Tuesday 15 October 2013

At least five dead as Typhoon Nari hits Vietnam.

Five people are known to have died after Typhoon Nari made landfall in central Vietnam on the evening of Monday 14 October 2013, brining with it widespread flooding and winds of up to 133 km per hour. Over 122 000 people were evacuated from low-lying areas across several provinces ahead of the storm, which killed at least 13 people in the Philippines over the weekend. Nari is thought to have caused extensive damage to homes, roads and other infrastructure across the affected area.

Flooding and high winds in the port city of Hội An in Quảng Nam Province as it is hit by Typhoon Nari. Vietnam Bridge.

Tropical storms are caused by solar energy heating the air above the oceans, which causes the air to rise leading to an inrush of air.

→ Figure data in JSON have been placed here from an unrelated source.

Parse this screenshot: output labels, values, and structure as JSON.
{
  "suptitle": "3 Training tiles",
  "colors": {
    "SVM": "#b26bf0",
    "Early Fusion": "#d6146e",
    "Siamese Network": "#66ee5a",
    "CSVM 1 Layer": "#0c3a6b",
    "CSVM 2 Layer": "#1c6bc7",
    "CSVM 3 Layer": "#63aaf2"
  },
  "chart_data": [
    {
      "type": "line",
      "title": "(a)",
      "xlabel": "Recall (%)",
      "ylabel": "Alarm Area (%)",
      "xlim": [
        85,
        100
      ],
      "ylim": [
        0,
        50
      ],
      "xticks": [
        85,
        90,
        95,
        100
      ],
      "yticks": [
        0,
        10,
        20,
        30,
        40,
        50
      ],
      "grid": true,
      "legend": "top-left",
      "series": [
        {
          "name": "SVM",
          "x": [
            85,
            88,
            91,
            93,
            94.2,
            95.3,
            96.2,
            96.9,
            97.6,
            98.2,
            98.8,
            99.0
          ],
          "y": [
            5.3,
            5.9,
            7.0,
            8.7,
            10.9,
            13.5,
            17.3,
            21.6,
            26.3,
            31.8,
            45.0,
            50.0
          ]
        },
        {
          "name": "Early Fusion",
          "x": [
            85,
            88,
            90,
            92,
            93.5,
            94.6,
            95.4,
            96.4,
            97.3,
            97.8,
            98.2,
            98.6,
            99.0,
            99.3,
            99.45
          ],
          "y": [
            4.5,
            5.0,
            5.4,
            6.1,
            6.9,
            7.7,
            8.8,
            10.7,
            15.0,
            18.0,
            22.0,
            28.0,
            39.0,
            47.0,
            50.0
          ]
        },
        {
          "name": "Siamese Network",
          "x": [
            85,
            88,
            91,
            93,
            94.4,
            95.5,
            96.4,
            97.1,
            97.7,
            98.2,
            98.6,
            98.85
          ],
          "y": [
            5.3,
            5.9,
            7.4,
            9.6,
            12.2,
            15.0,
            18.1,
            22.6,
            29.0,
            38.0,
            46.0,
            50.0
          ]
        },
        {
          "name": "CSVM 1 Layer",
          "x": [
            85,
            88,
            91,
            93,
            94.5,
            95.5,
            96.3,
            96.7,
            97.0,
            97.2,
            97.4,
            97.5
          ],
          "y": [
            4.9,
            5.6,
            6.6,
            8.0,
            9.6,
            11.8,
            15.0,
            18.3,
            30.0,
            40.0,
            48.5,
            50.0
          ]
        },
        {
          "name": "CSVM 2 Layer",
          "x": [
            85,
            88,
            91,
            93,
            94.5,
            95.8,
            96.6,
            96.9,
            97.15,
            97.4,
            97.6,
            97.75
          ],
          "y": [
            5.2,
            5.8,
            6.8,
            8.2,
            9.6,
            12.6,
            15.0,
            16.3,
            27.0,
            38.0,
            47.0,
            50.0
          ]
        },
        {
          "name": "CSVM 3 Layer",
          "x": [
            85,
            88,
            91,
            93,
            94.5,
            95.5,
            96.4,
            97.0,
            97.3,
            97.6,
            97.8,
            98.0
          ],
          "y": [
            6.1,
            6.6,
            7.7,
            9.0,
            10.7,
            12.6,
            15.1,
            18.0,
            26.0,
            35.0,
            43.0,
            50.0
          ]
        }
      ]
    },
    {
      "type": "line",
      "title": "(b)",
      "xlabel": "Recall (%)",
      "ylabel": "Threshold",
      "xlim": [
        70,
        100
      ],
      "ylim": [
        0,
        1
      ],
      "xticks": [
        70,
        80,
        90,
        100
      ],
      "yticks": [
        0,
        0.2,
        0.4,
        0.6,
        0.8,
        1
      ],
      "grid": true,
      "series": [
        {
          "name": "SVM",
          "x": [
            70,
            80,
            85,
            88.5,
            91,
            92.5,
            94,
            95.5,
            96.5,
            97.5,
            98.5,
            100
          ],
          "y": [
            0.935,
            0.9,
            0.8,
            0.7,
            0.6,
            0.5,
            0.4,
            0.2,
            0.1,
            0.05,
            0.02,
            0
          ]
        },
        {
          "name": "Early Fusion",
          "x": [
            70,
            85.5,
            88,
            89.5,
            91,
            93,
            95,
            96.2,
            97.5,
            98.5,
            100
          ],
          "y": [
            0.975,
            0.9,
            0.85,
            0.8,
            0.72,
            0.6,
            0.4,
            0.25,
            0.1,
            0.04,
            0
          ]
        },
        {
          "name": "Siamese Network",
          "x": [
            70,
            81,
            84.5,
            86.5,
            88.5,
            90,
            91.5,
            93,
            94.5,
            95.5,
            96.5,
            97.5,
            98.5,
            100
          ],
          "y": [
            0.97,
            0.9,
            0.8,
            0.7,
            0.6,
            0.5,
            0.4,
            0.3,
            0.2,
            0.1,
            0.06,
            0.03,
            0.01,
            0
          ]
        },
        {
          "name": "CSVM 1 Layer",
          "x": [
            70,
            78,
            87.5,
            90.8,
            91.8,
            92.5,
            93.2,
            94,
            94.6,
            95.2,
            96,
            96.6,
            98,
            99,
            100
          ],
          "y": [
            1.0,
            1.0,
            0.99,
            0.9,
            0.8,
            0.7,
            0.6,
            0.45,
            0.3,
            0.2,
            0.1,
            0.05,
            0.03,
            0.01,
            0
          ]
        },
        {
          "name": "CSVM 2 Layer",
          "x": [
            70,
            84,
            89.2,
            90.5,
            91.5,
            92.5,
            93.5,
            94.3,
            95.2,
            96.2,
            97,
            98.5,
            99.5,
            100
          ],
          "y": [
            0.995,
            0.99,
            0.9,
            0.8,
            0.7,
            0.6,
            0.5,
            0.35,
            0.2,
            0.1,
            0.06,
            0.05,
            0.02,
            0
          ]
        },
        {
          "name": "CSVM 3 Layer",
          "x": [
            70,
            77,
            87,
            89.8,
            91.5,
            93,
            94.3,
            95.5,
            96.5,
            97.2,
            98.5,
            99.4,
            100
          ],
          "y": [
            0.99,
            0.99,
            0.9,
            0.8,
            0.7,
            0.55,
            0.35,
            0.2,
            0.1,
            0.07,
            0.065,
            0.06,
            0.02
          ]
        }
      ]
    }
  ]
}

If this happens over a large enough area the inrushing air will start to circulate, as the rotation of the Earth causes the winds closer to the equator to move eastwards compared to those further away (the Coriolis Effect). This leads to tropical storms rotating clockwise in the southern hemisphere and anticlockwise in the northern hemisphere.These storms tend to grow in strength as they move across the ocean and lose it as they pass over land (this is not completely true: many tropical storms peter out without reaching land due to wider atmospheric patterns), since the land tends to absorb solar energy while the sea reflects it.

Flooding in Quảng Nam Province. Vietnam Bridge.

The low pressure above tropical storms causes water to rise there by ~1 cm for every millibar drop in pressure, leading to a storm surge that can overwhelm low-lying coastal areas, while at the same time the heat leads to high levels of evaporation from the sea - and subsequently high levels of rainfall. This can cause additional flooding on land, as well as landslides, which are are a common problem after severe weather events, as excess pore water pressure can overcome cohesion in soil and sediments, allowing them to flow like liquids. Approximately 90% of all landslides are caused by heavy rainfall.

Flooding on the Perfume River in Huế City, Thừa Thiên–Huế Province. Vietnam Bridge.